CBS 2's Dana Kozlov reports.

"I had walked up to the ATM and just jiggled the piece," Jill Koenig explains.

It's a typical security check for her, months after her credit card number was stolen. Usually, nothing happens when she checks the ATM. But this time, "it came right off, and I looked at the inside of it and could see the mechanism."

The mechanism was a "skimmer," a device that reads and steals credit and debit card information. Koenig found it last week, on a stand-alone ATM inside a Greek Town Walgreens.

She took pictures and told management.

"I was really in shock because I knew what I'd discovered," she says.

She also contacted the ATM's bank on Facebook and posted her discovery.

"It just spread kind of like wildfire.
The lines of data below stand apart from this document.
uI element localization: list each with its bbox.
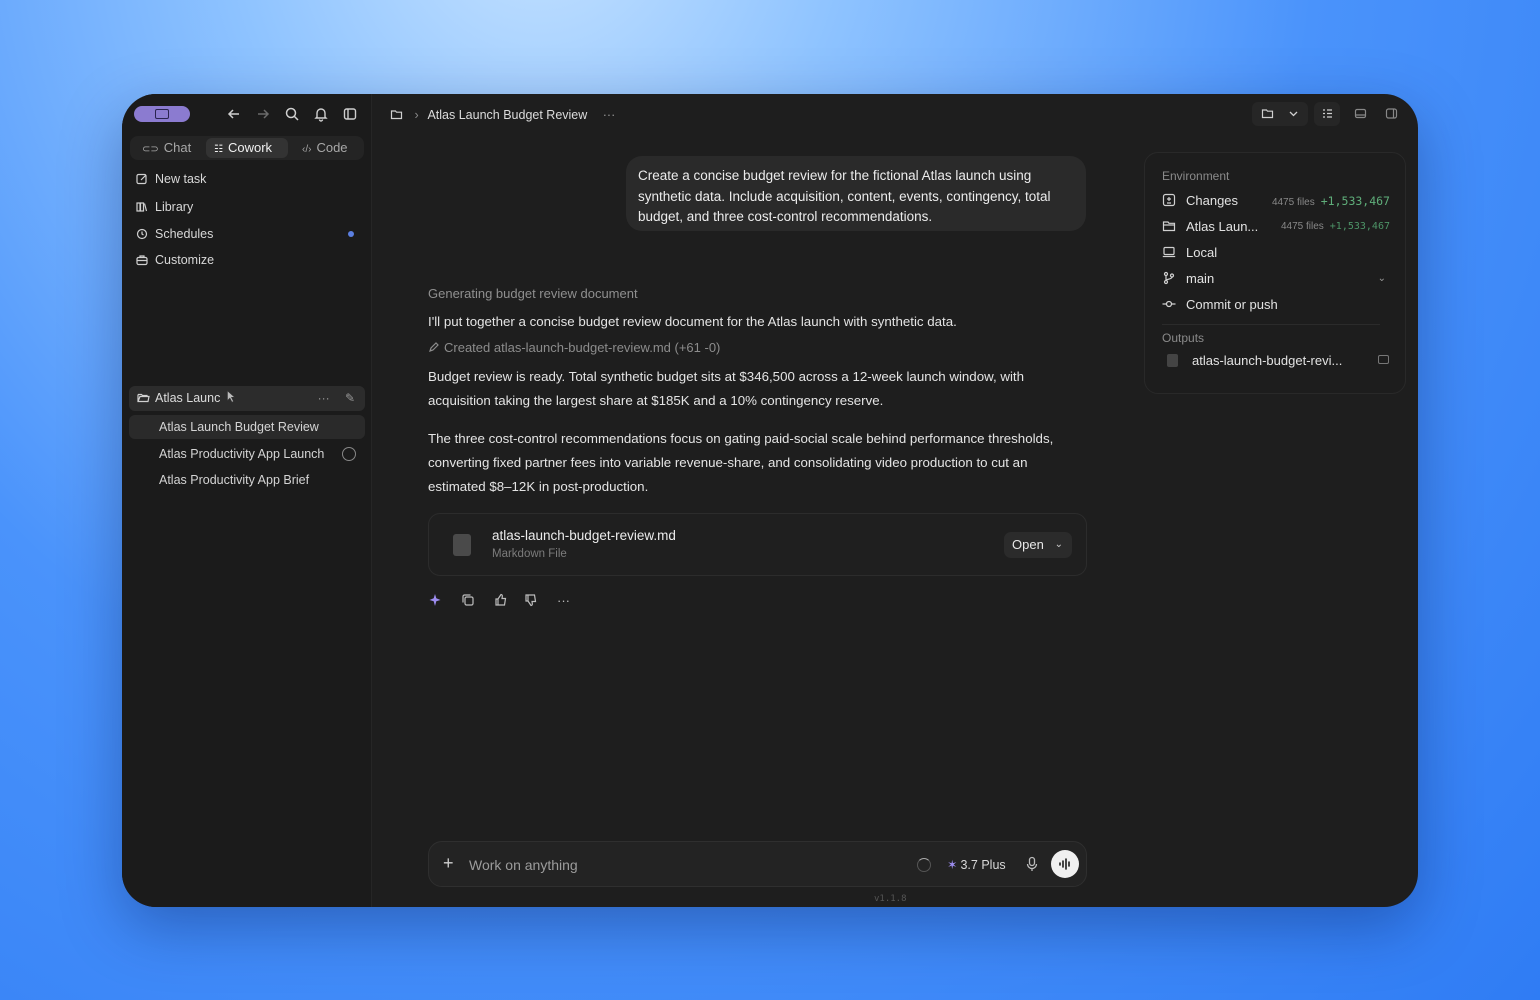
panel-icon[interactable] [342,106,358,122]
briefcase-icon [136,255,148,266]
file-created-note[interactable]: Created atlas-launch-budget-review.md (+… [428,340,720,355]
environment-panel: Environment Changes 4475 files +1,533,467… [1144,152,1406,394]
assistant-summary: Budget review is ready. Total synthetic … [428,369,1024,408]
waveform-icon [1059,858,1070,870]
copy-icon[interactable] [461,593,477,609]
chevron-down-icon: ⌄ [1054,539,1063,550]
cowork-icon: ☷ [214,144,223,155]
thread-item[interactable]: Atlas Launch Budget Review [129,415,365,439]
file-type: Markdown File [492,548,567,560]
loading-spinner-icon [342,447,356,461]
file-name: atlas-launch-budget-review.md [492,528,676,543]
sidebar-toolbar [122,94,372,134]
breadcrumb: › Atlas Launch Budget Review ··· [390,106,615,124]
sidebar-item-library[interactable]: Library [136,197,360,217]
back-arrow-icon[interactable] [226,106,242,122]
sidebar-item-customize[interactable]: Customize [136,250,360,270]
branch-row[interactable]: main ⌄ [1162,269,1390,289]
outputs-heading: Outputs [1162,331,1205,345]
thumbs-down-icon[interactable] [524,593,540,609]
sidebar-item-schedules[interactable]: Schedules [136,224,360,244]
assistant-intro: I'll put together a concise budget revie… [428,314,957,329]
document-icon [453,534,471,556]
edit-icon [136,173,147,185]
bell-icon[interactable] [313,106,329,122]
window-icon [1354,108,1367,119]
commit-row[interactable]: Commit or push [1162,295,1390,315]
file-count: 4475 files [1271,197,1315,208]
version-label: v1.1.8 [874,894,907,904]
file-count: 4475 files [1280,221,1324,232]
lines-added: +1,533,467 [1329,221,1390,232]
title-more-button[interactable]: ··· [603,108,616,122]
local-row[interactable]: Local [1162,243,1390,263]
tab-chat[interactable]: ⊂⊃ Chat [134,138,200,158]
sidebar-item-new-task[interactable]: New task [136,169,360,189]
main-panel: › Atlas Launch Budget Review ··· Create … [372,94,1418,907]
sidebar-right-icon [1385,108,1398,119]
composer: + ✶3.7 Plus [428,841,1087,887]
document-icon [1167,354,1178,367]
generation-status: Generating budget review document [428,286,638,301]
changes-row[interactable]: Changes 4475 files +1,533,467 [1162,191,1390,211]
divider [1162,324,1380,325]
thread-item[interactable]: Atlas Productivity App Brief [129,468,365,492]
checklist-icon [1323,109,1332,118]
voice-mode-button[interactable] [1051,850,1079,878]
page-title: Atlas Launch Budget Review [427,108,588,122]
open-button[interactable]: Open ⌄ [1004,532,1072,558]
project-more-button[interactable]: ··· [318,391,330,405]
laptop-icon [1162,246,1176,258]
folder-icon [1261,109,1274,119]
folder-open-icon [137,393,150,403]
environment-heading: Environment [1162,169,1230,183]
chevron-right-icon: › [414,108,419,122]
library-icon [136,202,148,212]
thumbs-up-icon[interactable] [494,593,510,609]
mode-switcher: ⊂⊃ Chat ☷ Cowork ‹/› Code [130,136,364,160]
new-thread-icon[interactable]: ✎ [345,391,355,405]
plus-icon[interactable]: + [443,853,454,874]
folder-icon [1162,221,1176,232]
notification-dot [348,231,354,237]
diff-icon [1162,193,1176,207]
pencil-icon [429,342,439,352]
project-row[interactable]: Atlas Laun... 4475 files +1,533,467 [1162,217,1390,237]
chevron-down-icon [1289,111,1298,117]
lines-added: +1,533,467 [1320,194,1390,208]
user-message: Create a concise budget review for the f… [626,156,1086,231]
microphone-icon[interactable] [1025,856,1039,872]
code-icon: ‹/› [302,144,312,155]
sparkle-icon [428,593,444,609]
progress-spinner-icon [917,858,931,872]
clock-icon [136,228,148,240]
tasks-toggle[interactable] [1314,102,1340,126]
file-attachment-card[interactable]: atlas-launch-budget-review.md Markdown F… [428,513,1087,576]
sidebar-toggle[interactable] [134,106,190,122]
right-panel-toggle[interactable] [1378,102,1404,126]
chat-icon: ⊂⊃ [142,144,159,155]
prompt-input[interactable] [469,854,889,876]
folder-icon[interactable] [390,108,403,121]
tab-cowork[interactable]: ☷ Cowork [206,138,288,158]
git-branch-icon [1163,271,1175,285]
assistant-recommendations: The three cost-control recommendations f… [428,431,1054,494]
mouse-cursor-icon [227,390,236,403]
thread-item[interactable]: Atlas Productivity App Launch [129,442,365,466]
message-more-button[interactable]: ··· [557,593,573,609]
folder-dropdown[interactable] [1252,102,1308,126]
model-selector[interactable]: ✶ 3.7 Plus [947,857,1006,872]
search-icon[interactable] [284,106,300,122]
chevron-down-icon: ⌄ [1377,273,1386,284]
output-file-row[interactable]: atlas-launch-budget-revi... [1167,353,1389,368]
git-commit-icon [1162,300,1176,308]
sparkle-icon: ✶ [947,858,958,872]
forward-arrow-icon[interactable] [255,106,271,122]
project-folder-header[interactable]: Atlas Launc ··· ✎ [129,386,365,411]
app-window: ⊂⊃ Chat ☷ Cowork ‹/› Code New task Library … [122,94,1418,907]
terminal-toggle[interactable] [1347,102,1373,126]
preview-icon[interactable] [1378,355,1389,364]
sidebar: ⊂⊃ Chat ☷ Cowork ‹/› Code New task Library … [122,94,372,907]
tab-code[interactable]: ‹/› Code [294,138,360,158]
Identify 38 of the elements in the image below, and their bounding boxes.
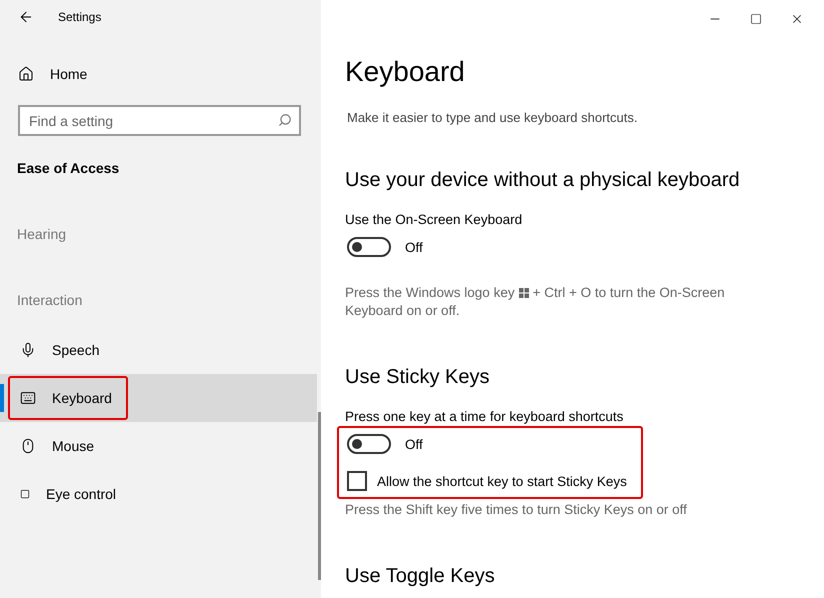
group-header: Interaction xyxy=(16,292,84,308)
nav-item[interactable]: Eye control xyxy=(0,470,317,518)
nav-item[interactable]: Mouse xyxy=(0,422,317,470)
section-heading: Use Sticky Keys xyxy=(345,366,490,389)
windows-logo-icon xyxy=(518,288,529,298)
selection-indicator xyxy=(0,384,4,412)
checkbox-label: Allow the shortcut key to start Sticky Keys xyxy=(377,474,627,488)
nav-item[interactable]: Keyboard xyxy=(0,374,317,422)
page-subtitle: Make it easier to type and use keyboard shortcuts. xyxy=(346,110,638,125)
keyboard-icon xyxy=(20,390,36,406)
window-title: Settings xyxy=(58,10,102,24)
help-text: Press the Windows logo key + Ctrl + O to turn the On-Screen Keyboard on or off. xyxy=(345,284,726,320)
search-field[interactable]: Find a setting xyxy=(18,105,301,136)
home-icon xyxy=(18,66,34,82)
group-header: Hearing xyxy=(16,226,68,242)
page-title: Keyboard xyxy=(345,56,466,88)
help-text: Press the Shift key five times to turn Sticky Keys on or off xyxy=(345,501,688,519)
scrollbar[interactable] xyxy=(318,412,321,580)
search-icon xyxy=(278,113,292,127)
toggle-switch[interactable] xyxy=(347,434,391,454)
home-link[interactable]: Home xyxy=(50,66,88,82)
section-heading: Use Toggle Keys xyxy=(345,565,496,588)
mouse-icon xyxy=(20,438,36,454)
section-title: Ease of Access xyxy=(16,159,120,176)
nav-label: Mouse xyxy=(52,438,94,454)
nav-label: Eye control xyxy=(46,486,116,502)
nav-label: Keyboard xyxy=(52,390,112,406)
back-arrow-icon[interactable] xyxy=(18,9,34,25)
toggle-state: Off xyxy=(405,436,423,452)
checkbox[interactable] xyxy=(347,471,367,491)
toggle-state: Off xyxy=(405,240,423,254)
nav-item[interactable]: Speech xyxy=(0,326,317,374)
mic-icon xyxy=(20,342,36,358)
toggle-switch[interactable] xyxy=(347,237,391,257)
setting-label: Use the On-Screen Keyboard xyxy=(345,212,524,227)
section-heading: Use your device without a physical keyboard xyxy=(345,169,741,192)
nav-label: Speech xyxy=(52,342,100,358)
setting-label: Press one key at a time for keyboard shortcuts xyxy=(345,409,624,424)
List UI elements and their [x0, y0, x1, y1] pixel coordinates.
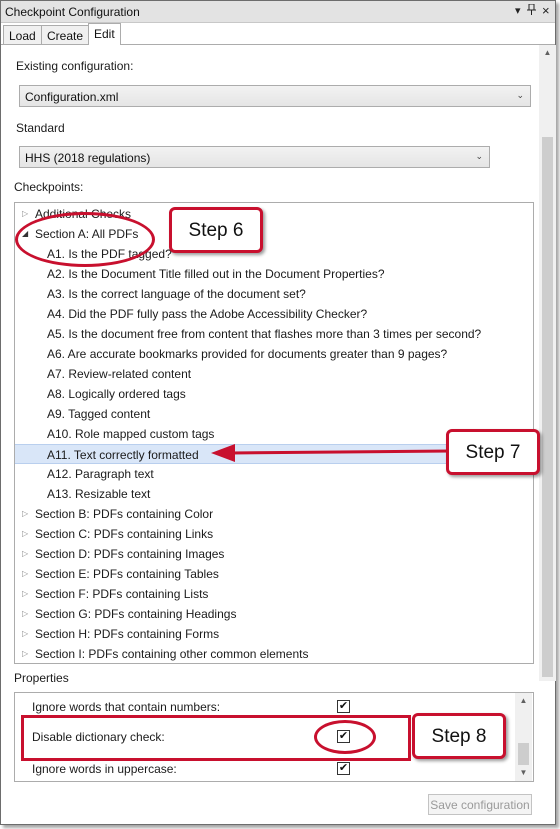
- tree-item-label: A2. Is the Document Title filled out in …: [47, 267, 385, 281]
- collapsed-arrow-icon[interactable]: ▷: [22, 509, 28, 518]
- scroll-thumb[interactable]: [518, 743, 529, 765]
- window-title: Checkpoint Configuration: [5, 5, 140, 19]
- tree-item-label: A7. Review-related content: [47, 367, 192, 381]
- properties-scrollbar[interactable]: ▲ ▼: [515, 693, 532, 781]
- tree-item[interactable]: ▷ Section D: PDFs containing Images: [15, 544, 533, 564]
- chevron-down-icon: ⌄: [475, 151, 483, 161]
- tree-item[interactable]: ▷ Section H: PDFs containing Forms: [15, 624, 533, 644]
- tree-item-label: Section G: PDFs containing Headings: [35, 607, 237, 621]
- step7-arrow: [211, 444, 452, 462]
- tree-item-label: A3. Is the correct language of the docum…: [47, 287, 306, 301]
- tree-item-label: A12. Paragraph text: [47, 467, 154, 481]
- tab-create[interactable]: Create: [41, 25, 90, 45]
- tree-item[interactable]: A9. Tagged content: [15, 404, 533, 424]
- tree-item-label: A10. Role mapped custom tags: [47, 427, 215, 441]
- tree-item[interactable]: ▷ Section B: PDFs containing Color: [15, 504, 533, 524]
- properties-label: Properties: [14, 671, 69, 685]
- tree-item-label: A9. Tagged content: [47, 407, 151, 421]
- existing-configuration-label: Existing configuration:: [16, 59, 134, 73]
- tree-item[interactable]: A2. Is the Document Title filled out in …: [15, 264, 533, 284]
- tree-item-label: Section I: PDFs containing other common …: [35, 647, 309, 661]
- step6-highlight-ellipse: [15, 212, 155, 267]
- tree-item[interactable]: A13. Resizable text: [15, 484, 533, 504]
- tree-item-label: A4. Did the PDF fully pass the Adobe Acc…: [47, 307, 368, 321]
- checkpoint-configuration-panel: Checkpoint Configuration ▾ × Load Create…: [0, 0, 556, 825]
- tree-item[interactable]: A5. Is the document free from content th…: [15, 324, 533, 344]
- collapsed-arrow-icon[interactable]: ▷: [22, 549, 28, 558]
- checkpoints-label: Checkpoints:: [14, 180, 84, 194]
- tree-item-label: Section E: PDFs containing Tables: [35, 567, 219, 581]
- tree-item[interactable]: ▷ Section G: PDFs containing Headings: [15, 604, 533, 624]
- collapsed-arrow-icon[interactable]: ▷: [22, 589, 28, 598]
- ignore-numbers-checkbox[interactable]: ✔: [337, 700, 350, 713]
- standard-dropdown[interactable]: HHS (2018 regulations) ⌄: [19, 146, 490, 168]
- step8-callout: Step 8: [412, 713, 506, 759]
- standard-label: Standard: [16, 121, 65, 135]
- tree-item[interactable]: ▷ Section I: PDFs containing other common…: [15, 644, 533, 663]
- tree-item-label: A8. Logically ordered tags: [47, 387, 186, 401]
- tree-item[interactable]: ▷ Section C: PDFs containing Links: [15, 524, 533, 544]
- scroll-thumb[interactable]: [542, 137, 553, 677]
- close-icon[interactable]: ×: [542, 3, 550, 18]
- tree-item-label: A6. Are accurate bookmarks provided for …: [47, 347, 448, 361]
- scroll-up-icon[interactable]: ▲: [515, 696, 532, 705]
- tree-item-label: Section F: PDFs containing Lists: [35, 587, 209, 601]
- dropdown-icon[interactable]: ▾: [515, 4, 521, 17]
- tree-item[interactable]: ▷ Section F: PDFs containing Lists: [15, 584, 533, 604]
- step8-highlight-ellipse: [314, 720, 376, 754]
- scroll-down-icon[interactable]: ▼: [515, 768, 532, 777]
- tree-item[interactable]: A4. Did the PDF fully pass the Adobe Acc…: [15, 304, 533, 324]
- tab-divider: [1, 44, 555, 45]
- main-scrollbar[interactable]: ▲: [539, 45, 556, 681]
- tree-item-label: A5. Is the document free from content th…: [47, 327, 482, 341]
- standard-value: HHS (2018 regulations): [25, 151, 151, 165]
- existing-configuration-value: Configuration.xml: [25, 90, 119, 104]
- title-bar: Checkpoint Configuration ▾ ×: [1, 1, 555, 23]
- step7-callout: Step 7: [446, 429, 540, 475]
- property-label: Ignore words that contain numbers:: [32, 700, 221, 714]
- collapsed-arrow-icon[interactable]: ▷: [22, 609, 28, 618]
- tree-item-label: Section H: PDFs containing Forms: [35, 627, 220, 641]
- property-label: Ignore words in uppercase:: [32, 762, 177, 776]
- existing-configuration-dropdown[interactable]: Configuration.xml ⌄: [19, 85, 531, 107]
- tree-item-label: Section D: PDFs containing Images: [35, 547, 225, 561]
- tree-item[interactable]: A6. Are accurate bookmarks provided for …: [15, 344, 533, 364]
- tab-edit[interactable]: Edit: [88, 23, 121, 45]
- tree-item-label: Section C: PDFs containing Links: [35, 527, 214, 541]
- collapsed-arrow-icon[interactable]: ▷: [22, 569, 28, 578]
- collapsed-arrow-icon[interactable]: ▷: [22, 629, 28, 638]
- step6-callout: Step 6: [169, 207, 263, 253]
- tree-item-label: A13. Resizable text: [47, 487, 151, 501]
- ignore-uppercase-checkbox[interactable]: ✔: [337, 762, 350, 775]
- pin-icon[interactable]: [527, 3, 536, 18]
- tree-item-label: Section B: PDFs containing Color: [35, 507, 214, 521]
- scroll-up-icon[interactable]: ▲: [539, 48, 556, 57]
- save-configuration-button[interactable]: Save configuration: [428, 794, 532, 815]
- tree-item[interactable]: A8. Logically ordered tags: [15, 384, 533, 404]
- collapsed-arrow-icon[interactable]: ▷: [22, 209, 28, 218]
- tree-item[interactable]: ▷ Section E: PDFs containing Tables: [15, 564, 533, 584]
- tree-item[interactable]: A7. Review-related content: [15, 364, 533, 384]
- tree-item[interactable]: A3. Is the correct language of the docum…: [15, 284, 533, 304]
- chevron-down-icon: ⌄: [516, 90, 524, 100]
- tab-load[interactable]: Load: [3, 25, 42, 45]
- collapsed-arrow-icon[interactable]: ▷: [22, 529, 28, 538]
- tree-item-label: A11. Text correctly formatted: [47, 448, 199, 462]
- collapsed-arrow-icon[interactable]: ▷: [22, 649, 28, 658]
- property-ignore-uppercase: Ignore words in uppercase: ✔: [15, 759, 515, 779]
People didn't realize that these things are out there," Koenig says.

Fraud expert William Kresse says skimmer scams have shot up more than 500 percent since 2014. One theory is thieves are scrambling to benefit before all card strips are replaced by chips.

"Once all ATMs use only the embedded chip, the ability to steal the account information off the mag stripe is useless," he says.

Until then?

"Be more on the paranoid side and don't worry about poking at the machine."

Experts say if any part comes loose, don't use the machine and report it.

Kresse also says it's best to avoid stand-alone ATMs. A Walgreens spokesperson tells us they take customers' privacy seriously and are cooperating with law enforcement.